Le 9 août, Erdoğan s'embarqua pour Moscou à la rencontre de Vladimir Poutine, dans un geste désespéré pour échapper au couperet suspendu au-dessus de sa tête par les États-Unis et l'OTAN. Mais un renversement d'alliances serait un saut vers le précipice. D'abord, parce que Poutine, ennemi déclaré d'Erdoğan, est bien décidé à lui faire cracher du sang. Ensuite, dans la perspective d'une victoire de Trump aux élections américaines pour les présidentielles de novembre, l'accord du nouveau Yalta russo-américain sera probablement scellé, ce qui aura comme résultat pour la Turquie l'établissement d'un condominium russo-américain, suivi bien entendu de la chute, sinon de l'assassinat d'Erdoğan.

De tous les chefs du Moyen-Orient qui connurent une fin tragique, tels Hussein, Moubarak ou Kadhafi, le sort réservé à Erdoğan pourrait être encore plus terrible.
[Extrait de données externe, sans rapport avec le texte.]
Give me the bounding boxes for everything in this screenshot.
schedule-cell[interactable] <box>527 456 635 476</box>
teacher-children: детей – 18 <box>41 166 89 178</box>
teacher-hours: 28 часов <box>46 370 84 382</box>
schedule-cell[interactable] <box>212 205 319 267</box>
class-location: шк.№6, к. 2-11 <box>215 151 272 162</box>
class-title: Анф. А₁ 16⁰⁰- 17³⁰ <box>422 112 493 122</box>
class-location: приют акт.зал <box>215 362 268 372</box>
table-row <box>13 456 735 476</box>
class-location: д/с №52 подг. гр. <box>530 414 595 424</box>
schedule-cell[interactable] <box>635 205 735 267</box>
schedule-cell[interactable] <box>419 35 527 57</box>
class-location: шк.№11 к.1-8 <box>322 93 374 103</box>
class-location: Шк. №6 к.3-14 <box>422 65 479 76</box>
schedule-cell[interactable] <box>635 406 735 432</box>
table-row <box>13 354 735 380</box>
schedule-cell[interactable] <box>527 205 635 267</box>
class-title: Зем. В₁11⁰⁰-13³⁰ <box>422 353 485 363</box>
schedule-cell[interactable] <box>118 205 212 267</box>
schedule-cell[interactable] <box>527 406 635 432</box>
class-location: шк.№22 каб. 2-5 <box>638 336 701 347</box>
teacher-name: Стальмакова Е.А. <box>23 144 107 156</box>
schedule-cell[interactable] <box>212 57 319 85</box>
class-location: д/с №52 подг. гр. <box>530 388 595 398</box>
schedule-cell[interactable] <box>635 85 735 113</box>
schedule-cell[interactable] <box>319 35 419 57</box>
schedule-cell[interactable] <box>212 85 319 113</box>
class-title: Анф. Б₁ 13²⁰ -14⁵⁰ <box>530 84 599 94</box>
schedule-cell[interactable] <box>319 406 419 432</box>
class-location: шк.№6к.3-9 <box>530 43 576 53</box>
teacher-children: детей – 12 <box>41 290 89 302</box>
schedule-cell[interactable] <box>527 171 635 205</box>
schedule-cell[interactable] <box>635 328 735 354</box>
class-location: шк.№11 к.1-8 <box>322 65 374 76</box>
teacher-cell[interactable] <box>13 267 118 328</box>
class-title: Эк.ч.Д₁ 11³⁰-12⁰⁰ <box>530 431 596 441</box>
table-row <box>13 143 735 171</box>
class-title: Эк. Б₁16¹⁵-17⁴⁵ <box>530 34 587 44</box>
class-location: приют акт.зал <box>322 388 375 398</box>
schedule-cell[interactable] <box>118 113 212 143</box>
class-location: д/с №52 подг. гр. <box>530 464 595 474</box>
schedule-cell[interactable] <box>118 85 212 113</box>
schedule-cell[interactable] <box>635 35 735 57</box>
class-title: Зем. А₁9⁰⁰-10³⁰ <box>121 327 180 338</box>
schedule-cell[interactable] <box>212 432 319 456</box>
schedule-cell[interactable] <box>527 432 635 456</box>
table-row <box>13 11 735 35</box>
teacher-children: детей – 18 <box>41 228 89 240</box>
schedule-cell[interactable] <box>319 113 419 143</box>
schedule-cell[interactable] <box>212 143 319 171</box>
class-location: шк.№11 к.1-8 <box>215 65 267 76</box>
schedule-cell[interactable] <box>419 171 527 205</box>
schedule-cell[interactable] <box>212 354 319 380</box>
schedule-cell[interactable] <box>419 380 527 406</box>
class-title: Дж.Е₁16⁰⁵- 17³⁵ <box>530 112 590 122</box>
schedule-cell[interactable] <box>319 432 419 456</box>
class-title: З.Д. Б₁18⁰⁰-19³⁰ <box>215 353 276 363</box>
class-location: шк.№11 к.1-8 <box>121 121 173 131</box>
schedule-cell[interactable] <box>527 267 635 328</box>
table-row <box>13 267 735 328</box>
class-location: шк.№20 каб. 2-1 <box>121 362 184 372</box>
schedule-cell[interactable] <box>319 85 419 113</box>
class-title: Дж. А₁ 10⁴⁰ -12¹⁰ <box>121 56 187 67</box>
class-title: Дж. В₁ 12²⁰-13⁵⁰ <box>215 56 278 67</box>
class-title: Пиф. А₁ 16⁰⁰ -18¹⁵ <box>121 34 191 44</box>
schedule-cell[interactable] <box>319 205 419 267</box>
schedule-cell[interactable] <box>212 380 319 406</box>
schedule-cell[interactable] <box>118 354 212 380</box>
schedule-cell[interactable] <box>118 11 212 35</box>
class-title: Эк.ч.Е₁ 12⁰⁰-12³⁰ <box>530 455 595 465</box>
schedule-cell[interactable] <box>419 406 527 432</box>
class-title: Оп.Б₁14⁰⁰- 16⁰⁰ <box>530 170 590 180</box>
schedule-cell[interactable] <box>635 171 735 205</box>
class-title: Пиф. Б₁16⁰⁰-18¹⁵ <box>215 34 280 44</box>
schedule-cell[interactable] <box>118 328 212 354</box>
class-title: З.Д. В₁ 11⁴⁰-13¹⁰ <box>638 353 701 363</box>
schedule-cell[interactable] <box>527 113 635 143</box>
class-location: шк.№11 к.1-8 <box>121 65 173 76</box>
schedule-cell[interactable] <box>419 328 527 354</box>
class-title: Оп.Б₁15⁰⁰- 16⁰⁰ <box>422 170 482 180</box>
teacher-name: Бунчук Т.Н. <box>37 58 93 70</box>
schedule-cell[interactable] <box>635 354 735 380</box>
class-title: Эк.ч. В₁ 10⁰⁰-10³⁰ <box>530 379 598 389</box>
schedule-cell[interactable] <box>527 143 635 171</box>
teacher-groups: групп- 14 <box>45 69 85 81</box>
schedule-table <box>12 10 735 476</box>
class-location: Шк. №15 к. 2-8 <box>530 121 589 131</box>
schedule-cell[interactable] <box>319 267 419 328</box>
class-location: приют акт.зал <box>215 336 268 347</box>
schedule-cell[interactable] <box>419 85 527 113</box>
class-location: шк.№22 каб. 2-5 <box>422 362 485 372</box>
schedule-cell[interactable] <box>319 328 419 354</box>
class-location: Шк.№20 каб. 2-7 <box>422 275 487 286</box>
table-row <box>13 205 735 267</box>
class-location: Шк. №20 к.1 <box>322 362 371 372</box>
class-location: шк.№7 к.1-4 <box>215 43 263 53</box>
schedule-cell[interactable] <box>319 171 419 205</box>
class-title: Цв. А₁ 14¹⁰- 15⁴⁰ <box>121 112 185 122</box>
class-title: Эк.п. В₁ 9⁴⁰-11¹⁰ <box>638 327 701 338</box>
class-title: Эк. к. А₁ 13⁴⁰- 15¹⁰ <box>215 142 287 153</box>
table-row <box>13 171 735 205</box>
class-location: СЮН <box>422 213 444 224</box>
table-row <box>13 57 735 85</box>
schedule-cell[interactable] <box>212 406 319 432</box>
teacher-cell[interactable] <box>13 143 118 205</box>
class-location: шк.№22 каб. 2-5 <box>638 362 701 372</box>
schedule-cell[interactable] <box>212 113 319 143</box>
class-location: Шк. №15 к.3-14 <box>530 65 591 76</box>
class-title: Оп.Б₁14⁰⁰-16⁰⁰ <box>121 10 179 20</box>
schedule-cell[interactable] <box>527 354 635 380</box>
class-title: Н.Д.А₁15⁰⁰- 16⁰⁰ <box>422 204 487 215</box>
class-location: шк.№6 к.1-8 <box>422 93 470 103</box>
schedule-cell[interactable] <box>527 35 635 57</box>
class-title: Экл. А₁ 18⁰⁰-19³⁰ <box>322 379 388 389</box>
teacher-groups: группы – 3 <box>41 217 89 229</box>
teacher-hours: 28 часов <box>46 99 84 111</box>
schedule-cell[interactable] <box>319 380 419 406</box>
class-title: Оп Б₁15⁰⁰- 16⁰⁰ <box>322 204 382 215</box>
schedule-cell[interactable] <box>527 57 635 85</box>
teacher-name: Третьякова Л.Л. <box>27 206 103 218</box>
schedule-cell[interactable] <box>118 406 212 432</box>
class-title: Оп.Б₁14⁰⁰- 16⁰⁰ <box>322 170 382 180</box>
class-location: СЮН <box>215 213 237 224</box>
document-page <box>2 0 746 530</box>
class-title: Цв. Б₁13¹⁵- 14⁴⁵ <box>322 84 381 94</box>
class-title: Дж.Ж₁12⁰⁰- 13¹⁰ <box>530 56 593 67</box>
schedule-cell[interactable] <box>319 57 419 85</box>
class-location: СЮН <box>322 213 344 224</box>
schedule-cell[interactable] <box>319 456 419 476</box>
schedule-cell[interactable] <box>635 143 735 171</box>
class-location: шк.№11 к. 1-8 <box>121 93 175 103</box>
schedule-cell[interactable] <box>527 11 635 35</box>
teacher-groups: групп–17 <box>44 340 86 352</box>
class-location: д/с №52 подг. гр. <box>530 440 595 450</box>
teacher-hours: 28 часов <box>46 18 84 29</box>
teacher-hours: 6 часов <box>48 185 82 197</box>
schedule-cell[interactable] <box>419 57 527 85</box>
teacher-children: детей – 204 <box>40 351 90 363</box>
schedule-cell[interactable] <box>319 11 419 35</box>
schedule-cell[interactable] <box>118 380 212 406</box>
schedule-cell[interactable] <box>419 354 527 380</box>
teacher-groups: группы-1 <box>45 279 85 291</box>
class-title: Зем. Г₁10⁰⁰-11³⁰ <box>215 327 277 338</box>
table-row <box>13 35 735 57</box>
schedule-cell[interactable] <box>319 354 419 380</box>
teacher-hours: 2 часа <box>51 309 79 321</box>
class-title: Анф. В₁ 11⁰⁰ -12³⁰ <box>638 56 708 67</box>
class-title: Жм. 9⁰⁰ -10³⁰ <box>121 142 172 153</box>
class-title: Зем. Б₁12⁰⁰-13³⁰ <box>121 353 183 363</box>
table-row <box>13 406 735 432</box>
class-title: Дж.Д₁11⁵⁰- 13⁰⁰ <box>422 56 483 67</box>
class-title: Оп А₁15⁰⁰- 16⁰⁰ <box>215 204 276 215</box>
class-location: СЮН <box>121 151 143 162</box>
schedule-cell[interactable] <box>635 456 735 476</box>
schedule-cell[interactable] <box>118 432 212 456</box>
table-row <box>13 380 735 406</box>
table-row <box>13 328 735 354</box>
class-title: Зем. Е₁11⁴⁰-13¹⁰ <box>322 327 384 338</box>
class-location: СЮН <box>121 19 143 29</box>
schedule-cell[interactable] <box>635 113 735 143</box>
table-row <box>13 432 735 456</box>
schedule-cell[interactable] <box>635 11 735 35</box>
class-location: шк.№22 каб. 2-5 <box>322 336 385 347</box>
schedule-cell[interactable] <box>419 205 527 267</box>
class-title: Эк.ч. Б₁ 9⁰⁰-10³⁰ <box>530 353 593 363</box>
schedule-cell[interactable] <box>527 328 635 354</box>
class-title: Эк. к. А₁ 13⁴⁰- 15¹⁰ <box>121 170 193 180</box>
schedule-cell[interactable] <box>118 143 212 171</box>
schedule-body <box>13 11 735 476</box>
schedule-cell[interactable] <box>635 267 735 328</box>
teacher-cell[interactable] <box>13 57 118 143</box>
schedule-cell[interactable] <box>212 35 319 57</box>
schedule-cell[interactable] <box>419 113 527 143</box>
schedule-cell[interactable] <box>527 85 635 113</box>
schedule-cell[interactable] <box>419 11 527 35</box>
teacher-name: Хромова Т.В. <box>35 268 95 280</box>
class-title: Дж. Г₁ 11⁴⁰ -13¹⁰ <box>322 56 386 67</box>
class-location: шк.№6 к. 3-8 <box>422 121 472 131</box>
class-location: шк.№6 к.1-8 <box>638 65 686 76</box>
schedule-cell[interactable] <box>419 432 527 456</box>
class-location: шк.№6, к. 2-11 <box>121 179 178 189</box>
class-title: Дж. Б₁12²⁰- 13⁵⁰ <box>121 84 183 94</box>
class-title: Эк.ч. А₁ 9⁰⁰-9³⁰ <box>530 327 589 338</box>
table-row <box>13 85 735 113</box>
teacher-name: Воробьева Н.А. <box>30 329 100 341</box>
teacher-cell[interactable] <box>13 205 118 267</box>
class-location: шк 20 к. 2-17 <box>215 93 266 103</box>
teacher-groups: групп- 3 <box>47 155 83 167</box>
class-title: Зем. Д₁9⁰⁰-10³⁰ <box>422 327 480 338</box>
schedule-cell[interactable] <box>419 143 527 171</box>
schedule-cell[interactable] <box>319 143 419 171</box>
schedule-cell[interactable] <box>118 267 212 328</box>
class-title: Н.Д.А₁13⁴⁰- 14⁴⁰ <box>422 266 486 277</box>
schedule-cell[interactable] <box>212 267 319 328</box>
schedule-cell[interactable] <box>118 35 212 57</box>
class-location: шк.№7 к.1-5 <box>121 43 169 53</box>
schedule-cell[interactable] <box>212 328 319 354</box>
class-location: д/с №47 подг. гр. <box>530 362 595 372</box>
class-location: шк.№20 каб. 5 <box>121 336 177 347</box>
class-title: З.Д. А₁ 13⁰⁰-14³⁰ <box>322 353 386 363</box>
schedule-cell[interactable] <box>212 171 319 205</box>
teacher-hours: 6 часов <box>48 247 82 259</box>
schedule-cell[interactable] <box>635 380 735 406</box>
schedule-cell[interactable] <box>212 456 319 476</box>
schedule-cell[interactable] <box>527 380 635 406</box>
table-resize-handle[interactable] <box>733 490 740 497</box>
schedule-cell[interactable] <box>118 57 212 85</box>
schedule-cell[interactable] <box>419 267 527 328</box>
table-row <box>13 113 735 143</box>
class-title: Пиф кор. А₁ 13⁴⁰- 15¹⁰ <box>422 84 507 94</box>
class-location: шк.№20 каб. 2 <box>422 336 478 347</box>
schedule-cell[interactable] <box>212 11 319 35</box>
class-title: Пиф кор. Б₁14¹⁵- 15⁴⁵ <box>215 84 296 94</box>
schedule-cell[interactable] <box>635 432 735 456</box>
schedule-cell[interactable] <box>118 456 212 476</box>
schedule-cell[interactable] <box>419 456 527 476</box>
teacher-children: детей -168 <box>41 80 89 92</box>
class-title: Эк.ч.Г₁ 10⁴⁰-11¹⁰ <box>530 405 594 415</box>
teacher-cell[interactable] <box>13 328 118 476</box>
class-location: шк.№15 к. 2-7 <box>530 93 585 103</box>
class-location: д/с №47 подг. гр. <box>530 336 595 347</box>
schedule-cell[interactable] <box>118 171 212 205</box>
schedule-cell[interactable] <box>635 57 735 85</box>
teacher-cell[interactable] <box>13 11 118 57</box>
Le dictateur turc en est tout à fait conscient, et c'est la raison pour laquelle il est devenu un jouet entre les mains de Poutine.

Il est de mon devoir de géopoliticien de penser déjà à l'après-Erdoğan. Les premiers territoires turcs menacés de sécession sont évidemment ceux du Kurdistan, mais aussi, à l'est, une perte de territoire au profit de l'Arménie. La Grèce, à l'ouest, pourrait bien aussi en profiter. L'Iran aurait tendance à remplacer la présence turque dans la région, grâce à une alliance avec le condominium russo-américain sur la Turquie. Le tout tourné vers l'affrontement final américano-chinois, de l'actuelle guerre planétaire. Mais, en fin de compte, beaucoup dépendra de la victoire éventuelle de Trump, en novembre.

Et nous, les nostalgiques d'un retour à l'empire ottoman, resterons déçus, à cause de la folle dérive d'un Erdoğan, dirigeant de grande valeur, autrefois prometteur, mais pris de la folie des grandeurs. Car il n'y a rien de nouveau dans le ciel et sous le toit de l'histoire.